But on the flip side we do have some things that make us feel connected with people we love because sometimes all you have are things because you don't have the people for one reason or another.
This is my maternal Oma's "company apron." Meaning this is the apron she would put on when the company arrived so they wouldn't see the apron she wore while cooking. It's in the same drawer as my knife steel. My Opa was a butcher. He actually taught me how to sharpen knives. It works.
These are my paternal Oma's sunglasses from many summer adventures in the car, picking strawberries, going to the farm, shelling peas (yes people who think I'm nothing but a city kid, I can shell peas.) It's accompanied by a ring my Opa got on their wedding anniversary. My Oma had a matching one. It has his name and the year engraved inside. They were in Germany on their 30th wedding anniversary so they thought they should mark it some how. So they bought rings.

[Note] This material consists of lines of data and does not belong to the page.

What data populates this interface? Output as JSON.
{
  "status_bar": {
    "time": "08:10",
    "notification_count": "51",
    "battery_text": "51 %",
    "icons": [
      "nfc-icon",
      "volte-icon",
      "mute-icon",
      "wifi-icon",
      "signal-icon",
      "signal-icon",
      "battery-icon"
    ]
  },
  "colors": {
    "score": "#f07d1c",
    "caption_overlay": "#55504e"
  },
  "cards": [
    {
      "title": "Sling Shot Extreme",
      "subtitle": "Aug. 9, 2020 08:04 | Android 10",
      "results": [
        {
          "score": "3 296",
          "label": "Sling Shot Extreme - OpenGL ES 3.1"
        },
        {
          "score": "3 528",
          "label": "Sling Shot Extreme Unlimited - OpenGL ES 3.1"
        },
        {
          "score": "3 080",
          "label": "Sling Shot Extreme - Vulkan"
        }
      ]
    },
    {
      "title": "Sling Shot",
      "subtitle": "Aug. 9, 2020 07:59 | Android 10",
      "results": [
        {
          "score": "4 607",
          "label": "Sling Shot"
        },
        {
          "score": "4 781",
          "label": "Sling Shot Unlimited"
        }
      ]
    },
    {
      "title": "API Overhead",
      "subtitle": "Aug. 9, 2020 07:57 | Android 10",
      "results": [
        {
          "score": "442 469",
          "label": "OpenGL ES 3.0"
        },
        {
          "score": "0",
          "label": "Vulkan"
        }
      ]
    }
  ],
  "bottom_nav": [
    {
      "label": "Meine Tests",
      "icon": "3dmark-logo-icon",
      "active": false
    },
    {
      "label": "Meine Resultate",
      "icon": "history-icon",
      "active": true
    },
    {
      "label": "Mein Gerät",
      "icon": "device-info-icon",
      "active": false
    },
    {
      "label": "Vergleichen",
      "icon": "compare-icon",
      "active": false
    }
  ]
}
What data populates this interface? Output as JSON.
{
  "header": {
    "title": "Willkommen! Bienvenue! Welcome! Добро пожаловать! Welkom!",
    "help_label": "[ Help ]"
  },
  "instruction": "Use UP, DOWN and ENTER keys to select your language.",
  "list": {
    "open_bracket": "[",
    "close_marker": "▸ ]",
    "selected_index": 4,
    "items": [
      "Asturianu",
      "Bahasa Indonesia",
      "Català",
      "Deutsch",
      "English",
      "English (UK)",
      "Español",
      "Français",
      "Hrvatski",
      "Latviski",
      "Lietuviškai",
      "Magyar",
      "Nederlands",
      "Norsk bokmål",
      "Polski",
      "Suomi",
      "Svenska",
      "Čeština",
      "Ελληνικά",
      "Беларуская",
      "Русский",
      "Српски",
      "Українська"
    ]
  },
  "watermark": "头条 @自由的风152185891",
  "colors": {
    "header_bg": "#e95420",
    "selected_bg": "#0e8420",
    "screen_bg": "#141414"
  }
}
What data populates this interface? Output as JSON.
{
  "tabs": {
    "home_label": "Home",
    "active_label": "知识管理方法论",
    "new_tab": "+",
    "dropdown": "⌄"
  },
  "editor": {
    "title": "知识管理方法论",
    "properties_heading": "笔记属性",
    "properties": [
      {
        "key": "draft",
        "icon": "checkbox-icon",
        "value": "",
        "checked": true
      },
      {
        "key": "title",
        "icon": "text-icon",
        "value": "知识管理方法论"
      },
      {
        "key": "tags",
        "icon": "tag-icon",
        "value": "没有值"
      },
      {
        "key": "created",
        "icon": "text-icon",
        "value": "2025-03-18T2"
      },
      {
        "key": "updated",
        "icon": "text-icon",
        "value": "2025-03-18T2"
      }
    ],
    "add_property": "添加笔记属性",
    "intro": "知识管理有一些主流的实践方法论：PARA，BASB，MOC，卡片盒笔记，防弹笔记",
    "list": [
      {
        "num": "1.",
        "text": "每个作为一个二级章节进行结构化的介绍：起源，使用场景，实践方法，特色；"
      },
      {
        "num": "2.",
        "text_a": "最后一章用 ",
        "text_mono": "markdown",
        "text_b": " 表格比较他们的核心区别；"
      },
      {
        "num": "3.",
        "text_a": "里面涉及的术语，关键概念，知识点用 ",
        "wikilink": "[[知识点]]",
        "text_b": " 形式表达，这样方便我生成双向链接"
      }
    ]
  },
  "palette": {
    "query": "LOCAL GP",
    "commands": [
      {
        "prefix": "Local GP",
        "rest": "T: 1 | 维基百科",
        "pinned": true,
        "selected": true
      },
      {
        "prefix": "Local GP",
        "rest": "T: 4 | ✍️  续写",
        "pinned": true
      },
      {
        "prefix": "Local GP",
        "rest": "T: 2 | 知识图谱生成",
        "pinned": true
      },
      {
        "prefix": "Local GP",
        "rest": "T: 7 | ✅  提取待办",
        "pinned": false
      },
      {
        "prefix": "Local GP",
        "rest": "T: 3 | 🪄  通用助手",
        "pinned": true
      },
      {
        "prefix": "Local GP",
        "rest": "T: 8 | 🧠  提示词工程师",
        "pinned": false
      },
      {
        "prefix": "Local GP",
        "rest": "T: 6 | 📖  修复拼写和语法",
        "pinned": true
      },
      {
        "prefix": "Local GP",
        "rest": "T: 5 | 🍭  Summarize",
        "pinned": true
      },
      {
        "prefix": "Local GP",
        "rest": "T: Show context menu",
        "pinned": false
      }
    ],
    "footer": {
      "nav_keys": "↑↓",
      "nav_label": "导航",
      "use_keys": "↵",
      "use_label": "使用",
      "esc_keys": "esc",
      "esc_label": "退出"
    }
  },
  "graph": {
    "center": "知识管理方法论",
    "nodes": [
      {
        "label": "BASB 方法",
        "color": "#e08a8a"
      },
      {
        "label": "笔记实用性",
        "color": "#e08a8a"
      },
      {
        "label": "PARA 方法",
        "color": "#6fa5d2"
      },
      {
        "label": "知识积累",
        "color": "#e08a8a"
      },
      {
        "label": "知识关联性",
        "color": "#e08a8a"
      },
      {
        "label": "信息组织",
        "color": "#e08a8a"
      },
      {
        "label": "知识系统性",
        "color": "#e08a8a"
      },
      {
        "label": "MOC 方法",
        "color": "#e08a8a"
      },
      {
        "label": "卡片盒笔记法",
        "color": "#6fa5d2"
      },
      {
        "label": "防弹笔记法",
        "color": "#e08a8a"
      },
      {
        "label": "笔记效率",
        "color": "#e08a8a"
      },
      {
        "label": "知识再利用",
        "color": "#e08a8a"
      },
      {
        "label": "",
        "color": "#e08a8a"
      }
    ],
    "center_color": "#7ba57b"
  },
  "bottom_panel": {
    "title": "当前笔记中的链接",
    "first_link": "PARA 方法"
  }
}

What is a 30-year-old woman doing with a Thomas the Tank Engine? Well this 30-year-old woman has a godson who loves Thomas. This godson is currently the exact same age his big sister was when we moved to Switzerland. *cue broken heart.* This isn't just ANY Thomas according to him. No. This is a birthday Thomas. Note the balloons and streamers. AND he didn't pick it out for me in a store. No. This is one from his personal collection. Yup. It's HIS Thomas. Well one of them. He gave it to my best friend to sent to me for my birthday. This little train from my very favourite little boy has traveled a long way to sit on a table in my living room. John and I plan on taking it with us when we travel kind of like a flat Stanley and taking pictures of Thomas having adventures for our godson to see.
Of course I have a hello kitty. I have a Thomas don't I. Well this hello Kitty is from my goddaughters private stash. A stash her mother and I created with her in a fit of what can best be described as bestie shenanigans. We bought 5 identical Hello Kitty's because they were on a steep discount. We even pooled change to buy them. I'm not kidding. And if you're going to ask why I will simply reply, why not. My goddaughter was with us when we did and she thought this was seriously the greatest thing she ever witnessed. The plush toy is not only one of my favourite memories about my goddaughter but one of my favourite memories of my best friend and the stupid but fabulous ideas we have.
To most people it's all just stuff. Things. The things aren't the memories the things are just a physical representation of a moment in time and if they suddenly disappeared the moments and memories would still be intact. But at the same time I would be devastated. It's not just stuff. It's pieces of home and people and love. People who are gone or very far away.
This stuff sits in little corners of the space we've created for ourselves and allows us to smile and feel a connection with the family from 7000 kilometers away.